- La réalité cruelle de la sublimation
Dans l’ordre du fantasme, la sublimation apparaît comme un idéal, une échappatoire aux tensions du conflit psychique. Le poète, nous dit Freud, rêve en plein jour : il prend son désir pour la réalité, offrant à nos esprits fascinés la perspective d’une élévation possible, d’un dépassement des affres de la sexualité. Pourtant, dans la réalité, la gerbe du vieillard est avare et haineuse.
Lorsque l’on y réfléchit, la beauté se révèle être l’expression suprême de la pulsion de mort, le désir d’un retour à l’immaculé, à un corps purifié des tourments de la sexualité. Si Freud a fait de l’Œdipe le point nodal de son exploration de l’inconscient, c’est précisément parce qu’il marque l’entrée dans l’ordre du sexuel et des conflits qui l’accompagnent.
Mais croire que cette métaphore de la sublimation est à la portée de tous est une illusion criminelle. Aucun d’entre nous ne sera jamais « poète assez ». Lacan en a payé le prix. L’incapacité à sublimer enferme le sujet dans un repli sur soi, une rétraction de la libido d’objet vers une libido purement narcissique. Freud nous l’a enseigné : cet isolement défensif est à l’origine de toutes nos pathologies. Lorsque le langage échoue à maintenir le lien à l’objet, la rétraction devient irrémédiable.
- Nietzsche et l’idéal stoïcien : entre sublimation et exclusion
Nietzsche, que Freud refusa de lire, incarne pourtant un idéal stoïcien qui n’est pas sans écho avec la question psychanalytique. Dans La Naissance de la tragédie, il oppose le monde apollinien, fait d’ordre et d’harmonie, au chaos dionysiaque de l’excès et de l’ivresse. À terme, l’ordre doit triompher du chaos. L’éternel retour est la manifestation même de la pulsion de mort : une répétition qui récuse toute morale du renoncement et célèbre celui qui dit oui à l’existence, malgré ses épreuves.

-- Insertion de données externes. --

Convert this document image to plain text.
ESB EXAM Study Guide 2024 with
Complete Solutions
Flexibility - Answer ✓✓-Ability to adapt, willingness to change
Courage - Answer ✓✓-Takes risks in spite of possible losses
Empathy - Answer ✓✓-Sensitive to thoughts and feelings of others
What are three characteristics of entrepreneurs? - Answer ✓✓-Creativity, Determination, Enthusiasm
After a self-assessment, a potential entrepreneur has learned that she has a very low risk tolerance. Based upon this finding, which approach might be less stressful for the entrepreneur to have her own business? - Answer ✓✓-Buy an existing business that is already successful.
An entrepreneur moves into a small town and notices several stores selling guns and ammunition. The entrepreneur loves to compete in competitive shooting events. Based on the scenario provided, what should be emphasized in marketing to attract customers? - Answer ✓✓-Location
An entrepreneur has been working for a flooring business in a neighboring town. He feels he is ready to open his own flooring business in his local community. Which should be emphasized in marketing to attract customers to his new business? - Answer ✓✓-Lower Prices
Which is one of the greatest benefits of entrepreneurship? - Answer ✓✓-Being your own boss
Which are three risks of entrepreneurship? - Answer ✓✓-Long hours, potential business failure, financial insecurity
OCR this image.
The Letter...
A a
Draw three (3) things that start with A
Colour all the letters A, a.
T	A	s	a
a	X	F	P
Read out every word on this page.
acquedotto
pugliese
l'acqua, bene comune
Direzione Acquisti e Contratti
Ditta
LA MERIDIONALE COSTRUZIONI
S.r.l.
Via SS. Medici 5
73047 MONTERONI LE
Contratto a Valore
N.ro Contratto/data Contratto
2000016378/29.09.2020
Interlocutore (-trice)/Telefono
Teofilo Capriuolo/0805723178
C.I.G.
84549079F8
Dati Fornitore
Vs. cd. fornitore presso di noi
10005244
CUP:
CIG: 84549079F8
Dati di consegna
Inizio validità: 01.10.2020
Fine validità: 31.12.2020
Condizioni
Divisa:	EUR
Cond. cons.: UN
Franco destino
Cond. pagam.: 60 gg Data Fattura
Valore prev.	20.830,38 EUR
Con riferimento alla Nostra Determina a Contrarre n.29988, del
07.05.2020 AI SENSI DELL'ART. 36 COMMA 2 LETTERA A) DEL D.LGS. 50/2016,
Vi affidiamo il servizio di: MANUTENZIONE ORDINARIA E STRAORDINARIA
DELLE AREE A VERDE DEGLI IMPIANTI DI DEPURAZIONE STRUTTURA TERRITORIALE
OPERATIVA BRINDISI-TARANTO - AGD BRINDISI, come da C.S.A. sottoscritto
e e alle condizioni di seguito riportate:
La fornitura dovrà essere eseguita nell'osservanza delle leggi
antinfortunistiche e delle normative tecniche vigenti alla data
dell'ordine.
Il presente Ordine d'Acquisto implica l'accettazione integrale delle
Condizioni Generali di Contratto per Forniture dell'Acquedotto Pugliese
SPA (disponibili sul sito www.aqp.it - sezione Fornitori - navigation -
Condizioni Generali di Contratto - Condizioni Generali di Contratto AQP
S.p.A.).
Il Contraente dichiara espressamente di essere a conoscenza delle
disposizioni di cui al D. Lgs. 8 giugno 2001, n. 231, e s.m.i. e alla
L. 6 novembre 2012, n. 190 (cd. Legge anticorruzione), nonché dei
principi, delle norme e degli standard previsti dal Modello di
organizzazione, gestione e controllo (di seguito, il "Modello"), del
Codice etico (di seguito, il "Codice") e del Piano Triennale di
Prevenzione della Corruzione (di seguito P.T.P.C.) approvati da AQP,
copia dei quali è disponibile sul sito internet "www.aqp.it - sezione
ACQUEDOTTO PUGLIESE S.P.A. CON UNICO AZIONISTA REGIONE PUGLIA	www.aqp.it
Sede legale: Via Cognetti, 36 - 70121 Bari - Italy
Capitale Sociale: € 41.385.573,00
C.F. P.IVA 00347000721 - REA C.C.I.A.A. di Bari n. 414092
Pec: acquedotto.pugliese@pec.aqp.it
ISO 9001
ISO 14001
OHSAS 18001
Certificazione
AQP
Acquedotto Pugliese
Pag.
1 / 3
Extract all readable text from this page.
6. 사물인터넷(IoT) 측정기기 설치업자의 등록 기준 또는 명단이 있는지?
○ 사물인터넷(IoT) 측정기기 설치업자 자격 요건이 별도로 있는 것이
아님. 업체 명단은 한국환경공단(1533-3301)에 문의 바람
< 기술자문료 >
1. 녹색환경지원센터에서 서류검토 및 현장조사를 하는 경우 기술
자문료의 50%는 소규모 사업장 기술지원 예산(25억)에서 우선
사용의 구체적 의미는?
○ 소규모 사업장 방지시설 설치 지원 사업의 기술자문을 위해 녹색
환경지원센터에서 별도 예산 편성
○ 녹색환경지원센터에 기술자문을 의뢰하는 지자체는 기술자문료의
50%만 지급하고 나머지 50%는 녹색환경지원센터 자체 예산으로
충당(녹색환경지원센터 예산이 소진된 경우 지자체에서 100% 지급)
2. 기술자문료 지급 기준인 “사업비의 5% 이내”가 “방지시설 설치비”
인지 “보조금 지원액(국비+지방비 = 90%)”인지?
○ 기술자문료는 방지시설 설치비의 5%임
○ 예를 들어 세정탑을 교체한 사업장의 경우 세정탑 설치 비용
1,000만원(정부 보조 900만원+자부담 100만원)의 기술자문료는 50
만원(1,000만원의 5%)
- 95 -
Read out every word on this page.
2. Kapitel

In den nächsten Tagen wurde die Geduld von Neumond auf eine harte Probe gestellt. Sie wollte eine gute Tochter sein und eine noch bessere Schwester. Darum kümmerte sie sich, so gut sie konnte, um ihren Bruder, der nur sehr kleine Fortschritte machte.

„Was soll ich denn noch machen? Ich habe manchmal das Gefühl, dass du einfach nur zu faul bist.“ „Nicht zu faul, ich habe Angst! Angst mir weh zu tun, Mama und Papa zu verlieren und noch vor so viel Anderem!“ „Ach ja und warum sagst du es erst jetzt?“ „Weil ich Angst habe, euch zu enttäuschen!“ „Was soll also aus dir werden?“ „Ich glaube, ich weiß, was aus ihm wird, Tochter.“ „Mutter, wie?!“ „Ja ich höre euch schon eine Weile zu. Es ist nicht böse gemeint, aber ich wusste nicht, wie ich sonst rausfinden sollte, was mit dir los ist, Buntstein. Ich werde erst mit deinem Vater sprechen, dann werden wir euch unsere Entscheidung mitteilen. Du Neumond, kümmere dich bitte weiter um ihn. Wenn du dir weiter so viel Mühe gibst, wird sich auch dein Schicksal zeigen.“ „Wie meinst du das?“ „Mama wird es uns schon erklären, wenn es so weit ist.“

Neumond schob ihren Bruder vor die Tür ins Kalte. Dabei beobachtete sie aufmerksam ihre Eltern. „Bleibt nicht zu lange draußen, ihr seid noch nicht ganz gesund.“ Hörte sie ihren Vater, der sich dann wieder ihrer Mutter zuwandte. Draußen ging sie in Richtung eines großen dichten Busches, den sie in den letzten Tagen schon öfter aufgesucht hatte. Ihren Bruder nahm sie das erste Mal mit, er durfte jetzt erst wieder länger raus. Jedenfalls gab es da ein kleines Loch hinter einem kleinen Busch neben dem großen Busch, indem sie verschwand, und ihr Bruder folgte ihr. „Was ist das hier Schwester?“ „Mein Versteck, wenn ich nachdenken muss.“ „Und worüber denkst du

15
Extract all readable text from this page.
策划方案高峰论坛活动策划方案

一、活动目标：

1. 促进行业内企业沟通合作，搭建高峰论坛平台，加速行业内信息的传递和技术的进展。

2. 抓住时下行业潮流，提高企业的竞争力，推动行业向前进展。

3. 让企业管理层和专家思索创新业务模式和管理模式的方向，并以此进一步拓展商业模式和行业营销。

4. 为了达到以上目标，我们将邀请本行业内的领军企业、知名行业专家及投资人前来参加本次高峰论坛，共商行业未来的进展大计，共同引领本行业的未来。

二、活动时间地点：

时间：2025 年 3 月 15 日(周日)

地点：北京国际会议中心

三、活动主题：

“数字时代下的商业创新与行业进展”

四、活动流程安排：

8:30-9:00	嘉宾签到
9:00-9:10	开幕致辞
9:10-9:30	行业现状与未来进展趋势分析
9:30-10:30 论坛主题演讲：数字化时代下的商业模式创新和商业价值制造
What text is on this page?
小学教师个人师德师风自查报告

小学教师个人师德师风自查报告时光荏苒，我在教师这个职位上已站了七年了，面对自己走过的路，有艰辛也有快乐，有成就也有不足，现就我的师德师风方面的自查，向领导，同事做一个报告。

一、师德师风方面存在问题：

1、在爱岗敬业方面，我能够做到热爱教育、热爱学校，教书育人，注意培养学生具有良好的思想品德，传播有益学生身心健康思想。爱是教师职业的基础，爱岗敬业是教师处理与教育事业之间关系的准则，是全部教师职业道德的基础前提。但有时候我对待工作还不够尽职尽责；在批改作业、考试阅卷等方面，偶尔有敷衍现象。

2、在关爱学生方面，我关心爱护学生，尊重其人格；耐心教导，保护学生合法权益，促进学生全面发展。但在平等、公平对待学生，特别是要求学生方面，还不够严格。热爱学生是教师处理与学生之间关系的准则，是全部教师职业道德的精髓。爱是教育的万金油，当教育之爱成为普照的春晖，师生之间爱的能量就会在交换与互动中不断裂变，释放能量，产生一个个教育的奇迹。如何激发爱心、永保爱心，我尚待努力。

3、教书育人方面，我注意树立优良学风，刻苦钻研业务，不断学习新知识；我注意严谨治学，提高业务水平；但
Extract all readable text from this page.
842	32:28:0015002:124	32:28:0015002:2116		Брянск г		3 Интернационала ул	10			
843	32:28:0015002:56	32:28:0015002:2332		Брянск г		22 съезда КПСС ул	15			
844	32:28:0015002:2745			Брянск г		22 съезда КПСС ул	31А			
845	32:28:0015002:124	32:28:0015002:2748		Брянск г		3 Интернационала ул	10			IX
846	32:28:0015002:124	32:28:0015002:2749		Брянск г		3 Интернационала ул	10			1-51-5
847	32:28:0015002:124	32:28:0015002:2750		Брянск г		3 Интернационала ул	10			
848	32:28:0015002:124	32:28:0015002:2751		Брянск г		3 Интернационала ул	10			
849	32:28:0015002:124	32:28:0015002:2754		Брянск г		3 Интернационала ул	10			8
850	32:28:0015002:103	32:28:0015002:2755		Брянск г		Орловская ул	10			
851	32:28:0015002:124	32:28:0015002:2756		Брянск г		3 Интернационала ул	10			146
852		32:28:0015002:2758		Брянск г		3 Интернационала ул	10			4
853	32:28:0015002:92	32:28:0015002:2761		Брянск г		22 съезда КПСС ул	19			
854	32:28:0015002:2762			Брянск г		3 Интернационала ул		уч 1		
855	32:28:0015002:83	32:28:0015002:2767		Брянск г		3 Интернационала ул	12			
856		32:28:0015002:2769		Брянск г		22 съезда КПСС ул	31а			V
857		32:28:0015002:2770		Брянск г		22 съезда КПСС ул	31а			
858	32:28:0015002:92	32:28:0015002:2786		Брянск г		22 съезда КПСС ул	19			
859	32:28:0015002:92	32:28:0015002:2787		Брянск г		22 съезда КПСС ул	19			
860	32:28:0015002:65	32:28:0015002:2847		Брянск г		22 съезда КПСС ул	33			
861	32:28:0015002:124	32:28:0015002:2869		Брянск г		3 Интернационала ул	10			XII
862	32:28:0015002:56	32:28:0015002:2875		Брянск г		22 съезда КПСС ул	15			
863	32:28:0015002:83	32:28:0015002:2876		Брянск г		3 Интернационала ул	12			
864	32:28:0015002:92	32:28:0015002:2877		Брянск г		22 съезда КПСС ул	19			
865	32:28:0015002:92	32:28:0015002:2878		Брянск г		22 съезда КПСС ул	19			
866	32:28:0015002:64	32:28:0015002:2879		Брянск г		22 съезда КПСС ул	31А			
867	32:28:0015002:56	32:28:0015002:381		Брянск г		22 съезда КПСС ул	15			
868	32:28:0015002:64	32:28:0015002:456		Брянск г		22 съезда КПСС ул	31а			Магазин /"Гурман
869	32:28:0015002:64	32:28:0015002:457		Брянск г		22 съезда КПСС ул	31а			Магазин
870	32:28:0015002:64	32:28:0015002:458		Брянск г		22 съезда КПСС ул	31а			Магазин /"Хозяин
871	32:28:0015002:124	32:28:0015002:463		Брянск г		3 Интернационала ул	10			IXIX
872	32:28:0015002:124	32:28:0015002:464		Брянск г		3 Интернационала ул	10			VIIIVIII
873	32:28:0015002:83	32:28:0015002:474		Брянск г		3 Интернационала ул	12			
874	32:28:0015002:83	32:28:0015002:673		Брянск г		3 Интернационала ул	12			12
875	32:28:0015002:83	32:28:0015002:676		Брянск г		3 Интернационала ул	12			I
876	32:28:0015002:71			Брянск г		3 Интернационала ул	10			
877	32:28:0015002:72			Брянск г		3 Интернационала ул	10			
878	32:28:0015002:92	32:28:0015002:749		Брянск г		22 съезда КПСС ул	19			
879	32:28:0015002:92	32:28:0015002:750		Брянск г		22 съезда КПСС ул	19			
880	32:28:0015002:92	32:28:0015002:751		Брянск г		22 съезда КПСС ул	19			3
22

Celui qui accepte l’éternel retour est celui qui ne cède jamais sur son désir, qui surmonte les obstacles et se dépasse lui-même. Mais ce mythe du surhomme est impitoyable : il condamne à l’exclusion et à la mort ceux qui ne parviennent pas à sublimer, ceux qui échouent à faire ce travail du rêve, à s’ériger en maîtres de la sublimation.
De retour des États-Unis, après avoir effleuré le mirage de l’American Dream, Freud comprend que la réalisation du rêve se paie au prix fort : lorsque le désir atteint son terme, il enfante un monstre. De même, si Lacan a su sublimer la psychanalyse en lui offrant une structure nouvelle, c’était bien pour former des analystes capables d’interpréter le rêve, d’entendre le désir dans toute son opacité — et non pour qu’ils cherchent à le réaliser. Car un rêve réalisé, c’est un rêve qui s’effondre.